The big D in the room
Then there's the Sphère's class-D ICE amplification, which, while not "digital" per se, uses pulse-width modulation and a lot of feedback. And finally, why not run the A/D converter at at least 24/96 or, better yet, 24/192, which chipmaker Analog Devices says is indeed possible? Again, perhaps Cabasse will comment on these questions; for now, I suspect it's a matter of the limits of processing power.
It sure sounded different
It's impossible to separate from the Sphère's overall performance the individual contributions of the processor, amplifiers, and speakers. The only question really worth answering is How does it all sound? Given the claims Cabasse makes in its literature for the Sphère's performance, and the speaker's staggering price, the first time you plop yourself down in front of a pair of them, the experience should not only be staggeringly different from anything you've ever heard before, but, at least in some ways, better.

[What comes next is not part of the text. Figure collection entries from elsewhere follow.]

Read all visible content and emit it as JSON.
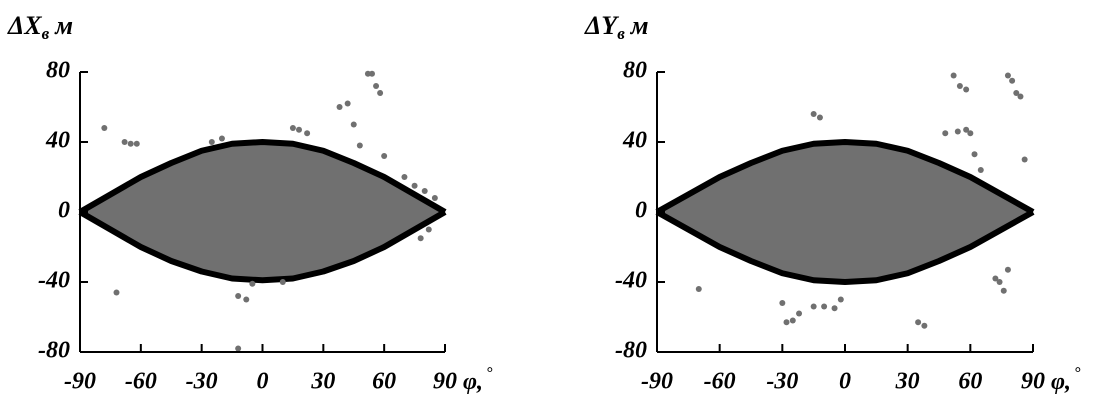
{
  "chart_data": [
    {
      "type": "scatter",
      "title": "ΔX",
      "title_sub": "в",
      "title_unit": "м",
      "xlabel": "φ,",
      "xlabel_sup": "°",
      "xlim": [
        -90,
        90
      ],
      "xticks": [
        -90,
        -60,
        -30,
        0,
        30,
        60,
        90
      ],
      "ylim": [
        -80,
        80
      ],
      "yticks": [
        -80,
        -40,
        0,
        40,
        80
      ],
      "envelope": {
        "color": "#000000",
        "fill": "#707070",
        "x": [
          -90,
          -75,
          -60,
          -45,
          -30,
          -15,
          0,
          15,
          30,
          45,
          60,
          75,
          90
        ],
        "upper": [
          0,
          10,
          20,
          28,
          35,
          39,
          40,
          39,
          35,
          28,
          20,
          10,
          0
        ],
        "lower": [
          0,
          -10,
          -20,
          -28,
          -34,
          -38,
          -39,
          -38,
          -34,
          -28,
          -20,
          -10,
          0
        ]
      },
      "series": [
        {
          "color": "#707070",
          "x": [
            -78,
            -68,
            -65,
            -62,
            -72,
            -12,
            -8,
            -12,
            15,
            18,
            22,
            38,
            42,
            45,
            52,
            54,
            56,
            58,
            48,
            60,
            70,
            75,
            80,
            85,
            82,
            78,
            -20,
            -25,
            10,
            -5
          ],
          "values": [
            48,
            40,
            39,
            39,
            -46,
            -48,
            -50,
            -78,
            48,
            47,
            45,
            60,
            62,
            50,
            79,
            79,
            72,
            68,
            38,
            32,
            20,
            15,
            12,
            8,
            -10,
            -15,
            42,
            40,
            -40,
            -41
          ]
        }
      ]
    },
    {
      "type": "scatter",
      "title": "ΔY",
      "title_sub": "в",
      "title_unit": "м",
      "xlabel": "φ,",
      "xlabel_sup": "°",
      "xlim": [
        -90,
        90
      ],
      "xticks": [
        -90,
        -60,
        -30,
        0,
        30,
        60,
        90
      ],
      "ylim": [
        -80,
        80
      ],
      "yticks": [
        -80,
        -40,
        0,
        40,
        80
      ],
      "envelope": {
        "color": "#000000",
        "fill": "#707070",
        "x": [
          -90,
          -75,
          -60,
          -45,
          -30,
          -15,
          0,
          15,
          30,
          45,
          60,
          75,
          90
        ],
        "upper": [
          0,
          10,
          20,
          28,
          35,
          39,
          40,
          39,
          35,
          28,
          20,
          10,
          0
        ],
        "lower": [
          0,
          -10,
          -20,
          -28,
          -35,
          -39,
          -40,
          -39,
          -35,
          -28,
          -20,
          -10,
          0
        ]
      },
      "series": [
        {
          "color": "#707070",
          "x": [
            -30,
            -28,
            -25,
            -22,
            -15,
            -10,
            -5,
            -2,
            -15,
            -12,
            -70,
            52,
            55,
            58,
            54,
            58,
            60,
            78,
            80,
            82,
            84,
            86,
            72,
            74,
            76,
            78,
            35,
            38,
            48,
            62,
            65
          ],
          "values": [
            -52,
            -63,
            -62,
            -58,
            -54,
            -54,
            -55,
            -50,
            56,
            54,
            -44,
            78,
            72,
            70,
            46,
            47,
            45,
            78,
            75,
            68,
            66,
            30,
            -38,
            -40,
            -45,
            -33,
            -63,
            -65,
            45,
            33,
            24
          ]
        }
      ]
    }
  ]
}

That's what happened to me. On an enormously wide and—especially—deep soundstage, the Sphères produced the most stable and solidly three-dimensional images I've ever heard, in my room or anywhere else. These images hung convincingly suspended in space with almost alarming solidity—it was like looking at scenes through a View-Master. At least in that respect, the Sphères did sound fundamentally different from and better than anything else I've heard. It was like moving from widescreen CinemaScope to triple-projector 3D Cinerama. The Sphères traded the usual pinpoint "sweet spot" for an area the size of a candy factory, over which soundstaging, imaging, and instrumental timbres remained fundamentally unchanged (although, in my relatively small room, the low-frequency balance did vary off axis). But even more than startlingly superior staging and imaging, the harmonic structure of instruments also sounded more correct, more coherent, more lifelike than I am used to. And this was with digitized vinyl. Digititis, grain, etch, edge, and every other quality of CD sound that repels so many, were simply not evident in the sound of this system, which operates wholly in the digital domain. The organization of the time element resulted in unprecedented ease of listening—the sense of musical relaxation I usually associate with live music.